Alors oui, La Malédiction des Pharaons ne change aucunement les mécaniques initiées dans Assassin’s Creed Origins mais est-ce vraiment ce qu’on en attendait ? L’extension ne surprend pas par son gameplay mais bel et bien par son intrigue. Bayek sera chargé d’enquêter sur les étranges apparitions de pharaons défunts qui attaquent à vue tous ceux qu’ils croisent suite aux saccages de leur tombeau par des pilleurs. La Malédiction des Pharaons n’hésite pas à embarquer le joueur dans un voyage mystique où le rationnel ne sera pas le qualificatif le plus utilisé pour décrire les événements relatés. En fait, le plus simple est de se laisser bercer par l’histoire et de profiter car parcourir l’Egypte dans la peau de Bayek aura été l’une des plus belles expériences vidéoludiques de ces dernières années pour moi.


Conclusion

La Malédiction des Pharaons est la conclusion parfaite pour un jeu qui aura redoré l’image d’une licence qui cherchait à se renouveler. Généreuse en contenu, en surprises et en panoramas splendides, il faudra se lever de bonne heure pour trouver quoique ce soit à reprocher à cette dernière extension pour Assassin’s Creed Origins.

+ Les plus

  • Du contenu à la pelle
  • Des panoramas de folie
  • Thèbes, la vallée des rois, etc
  • Le scénario moins terre à terre

- Les moins

  • C'est fini...
9

Je suis tombé dans la marmite Xbox en 2003 et depuis je n'ai plus besoin de potion magique pour m'intéresser à tous les jeux qui sortent sur ces belles machines au fil des années. Je suis accessoirement un PGM en mousse.

6

  1. Ha ouais quand même…bon ben je l’ajoute à ma liste d’achat (j’avais adoré le jeu de base).

  2. Moi qui est à peine touché au tout premier et alors que j’ai entassé tous les autres épisodes en attendant de pouvoir les faire. Celui ci me donnerait envie de commencer par lui …

    • Si tu commences par celui ci attention aux retours sur les anciens…

  3. Oui le choc va sans doute être violent mais surtout niveau histoire et chronologie que cela me tracasse.
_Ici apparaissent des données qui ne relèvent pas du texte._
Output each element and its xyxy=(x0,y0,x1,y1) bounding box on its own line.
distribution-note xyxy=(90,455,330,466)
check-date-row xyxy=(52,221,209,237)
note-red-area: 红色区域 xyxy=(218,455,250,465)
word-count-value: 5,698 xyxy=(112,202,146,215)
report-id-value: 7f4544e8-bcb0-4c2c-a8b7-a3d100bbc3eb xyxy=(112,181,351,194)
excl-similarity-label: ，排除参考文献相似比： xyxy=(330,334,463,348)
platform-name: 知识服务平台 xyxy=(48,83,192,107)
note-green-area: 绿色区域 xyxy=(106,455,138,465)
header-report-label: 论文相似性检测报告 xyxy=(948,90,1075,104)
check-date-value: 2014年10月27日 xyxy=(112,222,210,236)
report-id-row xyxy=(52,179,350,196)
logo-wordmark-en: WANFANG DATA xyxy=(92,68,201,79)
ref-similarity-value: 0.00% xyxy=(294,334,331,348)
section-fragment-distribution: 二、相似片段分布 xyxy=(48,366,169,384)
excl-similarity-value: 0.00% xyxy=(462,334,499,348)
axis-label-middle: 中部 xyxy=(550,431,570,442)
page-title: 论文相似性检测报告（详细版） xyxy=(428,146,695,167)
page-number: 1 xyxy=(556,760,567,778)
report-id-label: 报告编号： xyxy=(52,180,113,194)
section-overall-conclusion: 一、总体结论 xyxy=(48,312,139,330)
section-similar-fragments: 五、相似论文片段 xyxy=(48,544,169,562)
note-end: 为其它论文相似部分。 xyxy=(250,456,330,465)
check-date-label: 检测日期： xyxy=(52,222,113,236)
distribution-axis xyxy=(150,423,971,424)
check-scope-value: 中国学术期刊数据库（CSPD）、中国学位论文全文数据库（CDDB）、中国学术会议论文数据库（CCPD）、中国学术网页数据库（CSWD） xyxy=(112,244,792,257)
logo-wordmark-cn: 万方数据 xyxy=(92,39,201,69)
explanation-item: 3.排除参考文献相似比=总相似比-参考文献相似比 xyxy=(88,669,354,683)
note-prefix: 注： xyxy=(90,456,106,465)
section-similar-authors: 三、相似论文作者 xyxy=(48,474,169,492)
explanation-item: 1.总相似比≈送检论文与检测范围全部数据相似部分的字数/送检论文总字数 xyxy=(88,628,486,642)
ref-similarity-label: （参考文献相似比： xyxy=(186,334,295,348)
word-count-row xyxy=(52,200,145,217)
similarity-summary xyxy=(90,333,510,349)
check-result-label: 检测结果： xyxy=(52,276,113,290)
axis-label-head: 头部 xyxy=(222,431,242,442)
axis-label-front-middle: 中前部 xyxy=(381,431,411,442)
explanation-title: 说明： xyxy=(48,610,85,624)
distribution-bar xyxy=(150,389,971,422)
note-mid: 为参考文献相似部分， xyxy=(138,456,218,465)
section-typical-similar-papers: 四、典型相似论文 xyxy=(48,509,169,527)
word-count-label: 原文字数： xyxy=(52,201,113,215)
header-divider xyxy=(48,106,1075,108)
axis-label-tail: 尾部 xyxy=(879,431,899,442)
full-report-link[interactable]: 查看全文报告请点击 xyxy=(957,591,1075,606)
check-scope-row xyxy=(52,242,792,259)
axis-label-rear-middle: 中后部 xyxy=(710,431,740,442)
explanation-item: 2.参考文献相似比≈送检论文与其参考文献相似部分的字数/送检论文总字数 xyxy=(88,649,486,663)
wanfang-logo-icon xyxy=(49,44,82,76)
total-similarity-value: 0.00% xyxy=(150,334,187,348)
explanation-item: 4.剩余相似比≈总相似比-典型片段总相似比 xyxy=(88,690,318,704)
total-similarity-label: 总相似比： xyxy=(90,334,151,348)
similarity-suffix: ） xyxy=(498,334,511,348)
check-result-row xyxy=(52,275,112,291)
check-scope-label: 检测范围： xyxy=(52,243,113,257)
Je déteste commencer un épisode par X numéro derrière..
    Je verrais les prochains Assassins Creed sur la mythologie grecque , nordique et pourquoi pas dans un univers féodal japonais !

    • Ça tombe bien, chronologiquement c’est celui-là le premier. Je te rejoins à 100% pour un épisode en Extrême-Orient ce serait véritablement dépaysant.

  4. Du coup …
    Est-il intéressant de commencer les AC par chronologie historique des jeux ou par chronologie de sortie ??